Before placing the system on the market, the agency checks:
- The US provider's Article 43 conformity assessment record — present, internal-control procedure (Annex VI).
- The Annex IV technical documentation pack — present, accessible via a shared data room.
- CE marking — affixed to the software distribution medium and confirmed in the accompanying PDF.
- Article 47 declaration of conformity — signed by the US provider's EU-appointed authorised representative.
- Article 13 instructions — provided in English and Dutch.
- Article 22 authorised representative — a Dutch law firm holds the mandate; contact details confirmed.
The agency adds its own company name and Dutch contact address to the system's accompanying documentation. It stores copies of all conformity records under a ten-year retention policy.
Three months post-placement, the agency receives a complaint from a deployer that the system is producing anomalous results for candidates with non-Latin-script names. The agency has reason to believe the system may not meet Article 15 accuracy and robustness requirements. It suspends distribution of new licences, notifies the US provider, and reports the potential non-conformity to the Dutch Autoriteit Persoonsgegevens (the designated national competent authority). It does not distribute further until the provider issues a corrected version and a revised declaration of conformity.
That sequence — stop, notify provider, notify authority — is exactly what Article 23 requires.
Importer vs. Distributor: Key Differences
Article 23 (importer) and Article 24 (distributor) look similar on the surface — both require pre-market verification — but the obligations diverge in important ways.

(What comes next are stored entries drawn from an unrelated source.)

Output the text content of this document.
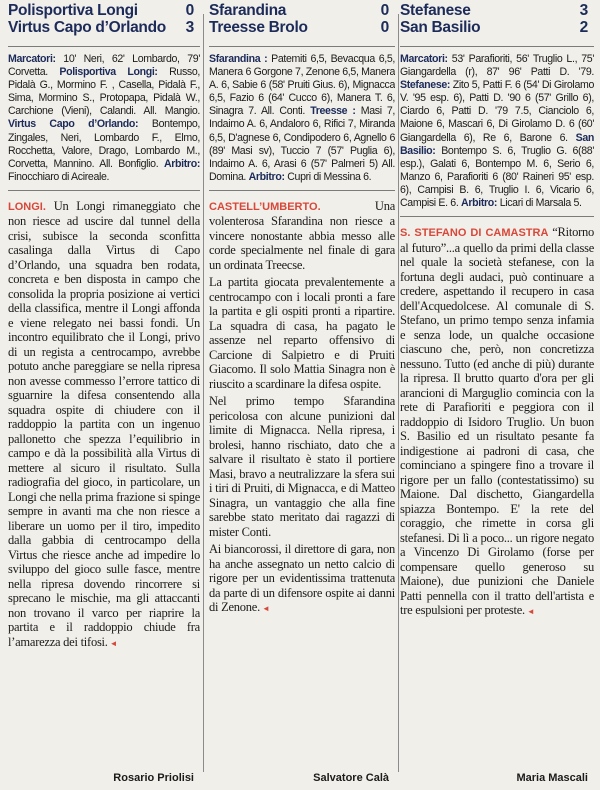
Polisportiva Longi	0
Virtus Capo d’Orlando 3
Marcatori: 10' Neri, 62' Lombardo, 79' Corvetta. Polisportiva Longi: Russo, Pidalà G., Mormino F. , Casella, Pidalà F., Sima, Mormino S., Protopapa, Pidalà W., Carchione (Vieni), Calandi. All. Mangio. Virtus Capo d’Orlando: Bontempo, Zingales, Neri, Lombardo F., Elmo, Rocchetta, Valore, Drago, Lombardo M., Corvetta, Mannino. All. Bonfiglio. Arbitro: Finocchiaro di Acireale.

LONGI. Un Longi rimaneggiato che non riesce ad uscire dal tunnel della crisi, subisce la seconda sconfitta casalinga dalla Virtus di Capo d’Orlando, una squadra ben rodata, concreta e ben disposta in campo che consolida la propria posizione ai vertici della classifica, mentre il Longi affonda e viene relegato nei bassi fondi. Un incontro equilibrato che il Longi, privo di un regista a centrocampo, avrebbe potuto anche pareggiare se nella ripresa non avesse commesso l’errore tattico di sguarnire la difesa consentendo alla squadra ospite di chiudere con il raddoppio la partita con un ingenuo pallonetto che spezza l’equilibrio in campo e dà la possibilità alla Virtus di mettere al sicuro il risultato. Sulla radiografia del gioco, in particolare, un Longi che nella prima frazione si spinge sempre in avanti ma che non riesce a liberare un uomo per il tiro, impedito dalla gabbia di centrocampo della Virtus che riesce anche ad impedire lo sviluppo del gioco sulle fasce, mentre nella ripresa dovendo rincorrere si sprecano le mischie, ma gli attaccanti non trovano il varco per riaprire la partita e il raddoppio chiude fra l’amarezza dei tifosi. ◄

Rosario Priolisi
Sfarandina	0
Treesse Brolo	0
Sfarandina : Patemiti 6,5, Bevacqua 6,5, Manera 6 Gorgone 7, Zenone 6,5, Manera A. 6, Sabie 6 (58' Pruiti Gius. 6), Mignacca 6,5, Fazio 6 (64' Cucco 6), Manera T. 6, Sinagra 7. All. Conti. Treesse : Masi 7, Indaimo A. 6, Andaloro 6, Rifici 7, Miranda 6,5, D'agnese 6, Condipodero 6, Agnello 6 (89' Masi sv), Tuccio 7 (57' Puglia 6), Indaimo A. 6, Arasi 6 (57' Palmeri 5) All. Domina. Arbitro: Cupri di Messina 6.

CASTELL’UMBERTO.	Una volenterosa Sfarandina non riesce a vincere nonostante abbia messo alle corde specialmente nel finale di gara un ordinata Treecse.

La partita giocata prevalentemente a centrocampo con i locali pronti a fare la partita e gli ospiti pronti a ripartire. La squadra di casa, ha pagato le assenze nel reparto offensivo di Carcione di Salpietro e di Pruiti Giacomo. Il solo Mattia Sinagra non è riuscito a scardinare la difesa ospite.

Nel primo tempo Sfarandina pericolosa con alcune punizioni dal limite di Mignacca. Nella ripresa, i brolesi, hanno rischiato, dato che a salvare il risultato è stato il portiere Masi, bravo a neutralizzare la sfera sui i tiri di Pruiti, di Mignacca, e di Matteo Sinagra, un vantaggio che alla fine sarebbe stato meritato dai ragazzi di mister Conti.

Ai biancorossi, il direttore di gara, non ha anche assegnato un netto calcio di rigore per un evidentissima trattenuta da parte di un difensore ospite ai danni di Zenone. ◄

Salvatore Calà
Stefanese	3
San Basilio	2
Marcatori: 53' Parafioriti, 56' Truglio L., 75' Giangardella (r), 87' 96' Patti D. '79. Stefanese: Zito 5, Patti F. 6 (54' Di Girolamo V. '95 esp. 6), Patti D. '90 6 (57' Grillo 6), Ciardo 6, Patti D. '79 7.5, Cianciolo 6, Maione 6, Mascari 6, Di Girolamo D. 6 (60' Giangardella 6), Re 6, Barone 6. San Basilio: Bontempo S. 6, Truglio G. 6(88' esp.), Galati 6, Bontempo M. 6, Serio 6, Manzo 6, Parafioriti 6 (80' Raineri 95' esp. 6), Campisi B. 6, Truglio I. 6, Vicario 6, Campisi E. 6. Arbitro: Licari di Marsala 5.

S. STEFANO DI CAMASTRA “Ritorno al futuro”...a quello da primi della classe nel quale la società stefanese, con la fortuna degli audaci, può continuare a credere, aspettando il recupero in casa dell'Acquedolcese. Al comunale di S. Stefano, un primo tempo senza infamia e senza lode, un qualche occasione ciascuno che, però, non concretizza nessuno. Tutto (ed anche di più) durante la ripresa. Il brutto quarto d'ora per gli arancioni di Marguglio comincia con la rete di Parafioriti e peggiora con il raddoppio di Isidoro Truglio. Un buon S. Basilio ed un risultato pesante fa indigestione ai padroni di casa, che cominciano a spingere fino a trovare il rigore per un fallo (contestatissimo) su Maione. Dal dischetto, Giangardella spiazza Bontempo. E' la rete del coraggio, che rimette in corsa gli stefanesi. Di lì a poco... un rigore negato a Vincenzo Di Girolamo (forse per compensare quello generoso su Maione), due punizioni che Daniele Patti pennella con il tratto dell'artista e tre espulsioni per proteste. ◄

Maria Mascali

| Obligation | Importer (Art 23) | Distributor (Art 24) |
|---|---|---|
| Who they are | EU entity placing system on market for the first time from a non-EU provider | Any supply-chain entity making system available, other than provider or importer |
| Pre-market verification | Conformity assessment, technical docs, CE marking, DoC, instructions, authorised rep | CE marking, DoC, instructions — lighter check on existing compliance |
| Must indicate own contact details | Yes — on system, packaging, or docs | No specific requirement |
| Storage and transport | Yes — must not jeopardise compliance | Yes — same duty |
| Record retention | 10 years (certificate + DoC + instructions) | Copy of DoC; cooperate with authorities |
| Non-conformity duty | Not place on market; inform provider and authorities if risk present | Not make available; inform provider and authorities |
The practical takeaway: if you are the first EU entity in the chain from a non-EU provider, you are an importer, and your obligations are heavier. Assuming you are a distributor when you are actually an importer is one of the most common structural misclassifications in cross-border AI supply chains.
Penalties for Importers
Breaches of Article 23 obligations fall under Article 99(4) of the Act. The maximum fine is €15,000,000 or 3% of total worldwide annual turnover for the preceding financial year, whichever is higher.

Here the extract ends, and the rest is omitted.